Here is what I've done so far.
1 . (no python) Found out that DBpedia exists and wrote a query to search for senators. Unfortunately DBpedia hasn't categorized most (if any) of them:
SELECT ?senator, ?country WHERE { ?senator rdf:type <http://dbpedia.org/ontology/Senator> . ?senator <http://dbpedia.org/ontology/nationality> ?country }
Query results are unsatisfactory.
2 . Found out that there is a python module called wikipedia
that allows me to search and retrieve information from individual wiki pages. Used it to get a list of senator names from the table by looking at the hyperlinks.
import wikipedia as w
w.set_lang('pt')
# Grab page with table of senator names.
s = w.page(w.search('Lista de Senadores do Brasil da 55 legislatura')[0])
# Get links to senator names by removing links of no interest
# For each link in the page, check if it's a link to a senator page.
senators = [name for name in s.links if not
# Senator names don't contain digits nor ,
(any(char.isdigit() or char == ',' for char in name) or
# And full names always contain spaces.
' ' not in name)]
At this point I'm a bit lost.

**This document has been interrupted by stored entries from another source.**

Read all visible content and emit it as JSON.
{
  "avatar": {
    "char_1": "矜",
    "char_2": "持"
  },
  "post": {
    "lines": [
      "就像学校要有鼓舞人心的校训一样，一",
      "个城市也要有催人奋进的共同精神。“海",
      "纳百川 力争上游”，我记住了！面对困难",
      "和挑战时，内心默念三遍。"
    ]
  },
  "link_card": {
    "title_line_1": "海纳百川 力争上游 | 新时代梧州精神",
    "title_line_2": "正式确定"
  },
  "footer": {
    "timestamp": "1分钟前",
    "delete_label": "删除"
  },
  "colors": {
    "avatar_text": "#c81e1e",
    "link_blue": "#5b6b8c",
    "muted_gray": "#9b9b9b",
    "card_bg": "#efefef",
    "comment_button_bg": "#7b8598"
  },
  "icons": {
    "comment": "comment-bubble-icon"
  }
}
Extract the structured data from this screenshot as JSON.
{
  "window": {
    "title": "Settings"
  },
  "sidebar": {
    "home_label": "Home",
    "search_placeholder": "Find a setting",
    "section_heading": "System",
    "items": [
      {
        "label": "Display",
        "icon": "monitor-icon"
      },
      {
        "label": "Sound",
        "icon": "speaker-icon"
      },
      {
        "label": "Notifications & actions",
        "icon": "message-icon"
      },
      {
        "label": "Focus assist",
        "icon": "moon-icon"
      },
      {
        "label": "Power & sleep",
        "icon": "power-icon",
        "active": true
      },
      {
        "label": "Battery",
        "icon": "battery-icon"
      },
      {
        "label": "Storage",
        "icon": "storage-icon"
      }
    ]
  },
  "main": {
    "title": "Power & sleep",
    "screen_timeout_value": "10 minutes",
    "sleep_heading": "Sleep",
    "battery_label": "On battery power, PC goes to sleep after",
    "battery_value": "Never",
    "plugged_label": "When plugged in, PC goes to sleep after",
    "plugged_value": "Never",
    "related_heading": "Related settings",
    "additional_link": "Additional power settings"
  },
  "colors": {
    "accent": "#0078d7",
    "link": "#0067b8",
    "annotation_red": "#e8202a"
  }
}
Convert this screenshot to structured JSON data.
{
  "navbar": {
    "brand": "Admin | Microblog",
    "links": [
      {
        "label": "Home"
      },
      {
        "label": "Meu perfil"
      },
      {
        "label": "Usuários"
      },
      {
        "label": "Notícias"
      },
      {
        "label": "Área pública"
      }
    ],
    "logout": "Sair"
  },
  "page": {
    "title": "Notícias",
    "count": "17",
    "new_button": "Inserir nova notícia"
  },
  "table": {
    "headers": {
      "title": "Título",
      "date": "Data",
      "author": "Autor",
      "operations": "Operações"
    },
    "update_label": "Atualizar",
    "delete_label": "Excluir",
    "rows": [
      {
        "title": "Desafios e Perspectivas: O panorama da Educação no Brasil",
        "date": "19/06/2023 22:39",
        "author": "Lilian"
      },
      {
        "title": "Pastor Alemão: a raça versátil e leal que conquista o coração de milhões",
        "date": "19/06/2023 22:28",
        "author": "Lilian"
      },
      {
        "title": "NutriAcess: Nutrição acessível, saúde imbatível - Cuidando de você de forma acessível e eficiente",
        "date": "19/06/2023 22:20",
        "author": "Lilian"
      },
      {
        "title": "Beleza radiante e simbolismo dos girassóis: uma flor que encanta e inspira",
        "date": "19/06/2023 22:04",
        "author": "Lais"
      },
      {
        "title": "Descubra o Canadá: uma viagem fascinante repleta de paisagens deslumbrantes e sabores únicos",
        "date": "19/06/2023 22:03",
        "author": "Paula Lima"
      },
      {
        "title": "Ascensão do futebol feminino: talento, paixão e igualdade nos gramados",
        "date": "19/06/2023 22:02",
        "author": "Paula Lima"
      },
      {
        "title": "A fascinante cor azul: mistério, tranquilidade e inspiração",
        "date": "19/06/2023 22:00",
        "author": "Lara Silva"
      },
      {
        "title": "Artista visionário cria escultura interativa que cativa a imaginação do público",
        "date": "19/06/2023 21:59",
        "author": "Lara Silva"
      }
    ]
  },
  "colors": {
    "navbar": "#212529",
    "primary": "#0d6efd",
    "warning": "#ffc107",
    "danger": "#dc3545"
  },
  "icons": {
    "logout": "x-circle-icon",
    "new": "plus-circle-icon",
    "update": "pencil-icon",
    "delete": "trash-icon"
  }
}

Here the list senators
contains all senator names, but also other names, e.g., party names. The wikipidia
module (at least from what I could find in the API documentation) also doesn't implement functionality to follow links or search through tables.
I've seen two related entries here on StackOverflow that seem helpful, but they both (here and here) extract information from a single page.
Can anyone point me towards a solution?
Thanks!